The UK Government's Office of Government Commerce has struck a "ground-breaking" three-cornered deal covering the use of desktop productivity software in Government departments. The deal is the upshot of protracted and at times acrimonious negotiations between the OGC and Microsoft, during which OGC CEO Peter Gershon repeatedly stage-whispered that Redmond had better cut its prices or uk.gov was off to "alternatives."
The OGC now claims that the deal, which takes the form of memorandums of understanding with IBM, Sun and Microsoft, will save £100 million over three years, and covers two million desktops. It is not entirely a defeat for Microsoft, in that the people buying productivity software will still be able to to buy Microsoft Office if they want to, but equally it's not a massive win either. Gershon has not done a huge volume margin gouge with one supplier, but has instead moved to legitimise Microsoft's competitors. Sun in particular sees it as a crucial foot in the door.

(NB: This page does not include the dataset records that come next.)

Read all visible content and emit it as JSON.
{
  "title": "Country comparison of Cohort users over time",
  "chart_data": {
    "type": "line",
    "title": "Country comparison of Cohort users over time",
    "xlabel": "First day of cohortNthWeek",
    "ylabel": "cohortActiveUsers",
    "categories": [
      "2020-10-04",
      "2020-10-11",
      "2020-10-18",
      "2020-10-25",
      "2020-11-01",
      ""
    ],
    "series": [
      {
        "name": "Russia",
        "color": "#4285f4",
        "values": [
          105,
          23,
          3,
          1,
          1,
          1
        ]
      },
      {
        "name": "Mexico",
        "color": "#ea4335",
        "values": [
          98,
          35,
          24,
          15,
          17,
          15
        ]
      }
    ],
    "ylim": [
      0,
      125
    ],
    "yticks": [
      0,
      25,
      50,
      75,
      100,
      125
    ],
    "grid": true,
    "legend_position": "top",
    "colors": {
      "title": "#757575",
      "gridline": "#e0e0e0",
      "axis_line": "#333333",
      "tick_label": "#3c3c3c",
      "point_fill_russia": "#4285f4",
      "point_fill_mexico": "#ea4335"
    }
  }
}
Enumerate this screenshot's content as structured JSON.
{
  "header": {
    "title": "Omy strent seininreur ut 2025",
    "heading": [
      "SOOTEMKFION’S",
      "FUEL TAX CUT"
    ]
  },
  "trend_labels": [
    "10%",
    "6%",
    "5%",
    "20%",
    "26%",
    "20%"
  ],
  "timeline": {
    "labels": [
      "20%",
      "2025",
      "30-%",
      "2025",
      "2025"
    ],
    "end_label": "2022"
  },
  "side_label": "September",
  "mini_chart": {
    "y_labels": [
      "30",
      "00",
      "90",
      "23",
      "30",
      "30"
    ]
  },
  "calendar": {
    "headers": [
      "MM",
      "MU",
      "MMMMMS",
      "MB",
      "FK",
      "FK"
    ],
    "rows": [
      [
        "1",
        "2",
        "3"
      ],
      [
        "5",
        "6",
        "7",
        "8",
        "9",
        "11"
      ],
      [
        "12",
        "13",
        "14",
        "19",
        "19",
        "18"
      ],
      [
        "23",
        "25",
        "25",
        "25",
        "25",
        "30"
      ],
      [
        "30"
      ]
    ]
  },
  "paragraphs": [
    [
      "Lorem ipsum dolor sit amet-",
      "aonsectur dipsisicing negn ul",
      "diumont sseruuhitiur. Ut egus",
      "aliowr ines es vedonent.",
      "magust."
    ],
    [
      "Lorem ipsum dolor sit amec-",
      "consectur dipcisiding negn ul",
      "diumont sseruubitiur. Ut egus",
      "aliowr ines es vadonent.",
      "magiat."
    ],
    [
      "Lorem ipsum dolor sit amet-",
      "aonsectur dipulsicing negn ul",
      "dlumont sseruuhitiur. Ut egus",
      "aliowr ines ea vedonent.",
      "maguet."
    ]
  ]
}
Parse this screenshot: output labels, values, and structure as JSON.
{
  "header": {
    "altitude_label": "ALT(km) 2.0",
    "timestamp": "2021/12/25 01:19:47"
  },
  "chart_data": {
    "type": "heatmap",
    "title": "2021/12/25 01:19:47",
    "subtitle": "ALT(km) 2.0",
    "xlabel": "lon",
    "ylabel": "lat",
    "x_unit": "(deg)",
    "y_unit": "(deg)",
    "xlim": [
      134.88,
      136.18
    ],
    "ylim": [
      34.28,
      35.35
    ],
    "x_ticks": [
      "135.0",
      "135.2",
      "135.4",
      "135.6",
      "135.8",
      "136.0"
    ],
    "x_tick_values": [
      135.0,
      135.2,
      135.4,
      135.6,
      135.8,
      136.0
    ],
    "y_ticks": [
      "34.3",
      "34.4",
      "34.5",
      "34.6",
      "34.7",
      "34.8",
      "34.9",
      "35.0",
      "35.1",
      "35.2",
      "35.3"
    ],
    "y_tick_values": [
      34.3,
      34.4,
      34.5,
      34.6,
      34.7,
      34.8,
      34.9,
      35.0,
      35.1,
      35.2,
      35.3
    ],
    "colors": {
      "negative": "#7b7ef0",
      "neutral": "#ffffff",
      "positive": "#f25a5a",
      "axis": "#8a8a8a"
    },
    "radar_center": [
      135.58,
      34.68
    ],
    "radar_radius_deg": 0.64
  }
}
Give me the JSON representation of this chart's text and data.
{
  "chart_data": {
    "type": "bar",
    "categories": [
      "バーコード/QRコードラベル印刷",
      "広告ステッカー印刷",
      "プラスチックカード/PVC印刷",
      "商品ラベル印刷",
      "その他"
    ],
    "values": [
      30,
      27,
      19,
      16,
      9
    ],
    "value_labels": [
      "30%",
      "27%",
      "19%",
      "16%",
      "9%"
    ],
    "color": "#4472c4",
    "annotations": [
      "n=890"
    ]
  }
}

It's not clear where the £100 million comes from, but it could be that this is the amount that would be saved if all purchasers did actually go for Office, according to whatever pricing deal the OGC has now struck with Microsoft. That is of course an entirely theoretical saving, given that at least some of the purchasers are going to go with alternatives, but the OGC will certainly have achieved attractive rates with Sun and IBM. The alternatives, since you ask, are StarOffice from Sun and Smartsuite (no, we don't know why either) from IBM. So it seems reasonable to elect Sun as the big winner here.
Sun technical consultant Dave Pinnington told The Register today that his company sees the move as the first stage in breaking "Microsoft's monopoly on the public sector desktop." He agreed that the inertia of IT managers sticking with Microsoft for the sake of a quiet life still has to be overcome, but pointed out the OGC announcement will have the effect of giving legitimacy to the competition, and hence will help break down the barriers.
He also points to the huge costs associated with sticking with Microsoft right now. Many PCs in the public sector just plain won't run Windows XP and Office XP, so new hardware would have to be deployed, as is always the case for customers who try to stick with Microsoft's bracing upgrade escalator. Sun cheekily pitches the notion that if UK government didn't upgrade to XP for five years, going for StarOffice instead, then it'd save more like £1 billion. That again is a notional figure, but increased deployment of StarOffice combined with cutbacks in hardware upgrades most certainly would achieve savings in excess of £100 million.
Even if StarOffice is a wild success in government, at this stage the OGC deals will not directly mean a triumph for open source. Most deployments are likely to be on existing Windows platforms, but nevertheless it will become easier and more feasible for the UK public sector to begin experimenting with StarOffice-Linux combinations. Sun also sees the moves as giving it some traction in selling Sun Ray thin client systems into the public sector - the game, certainly, has opened up.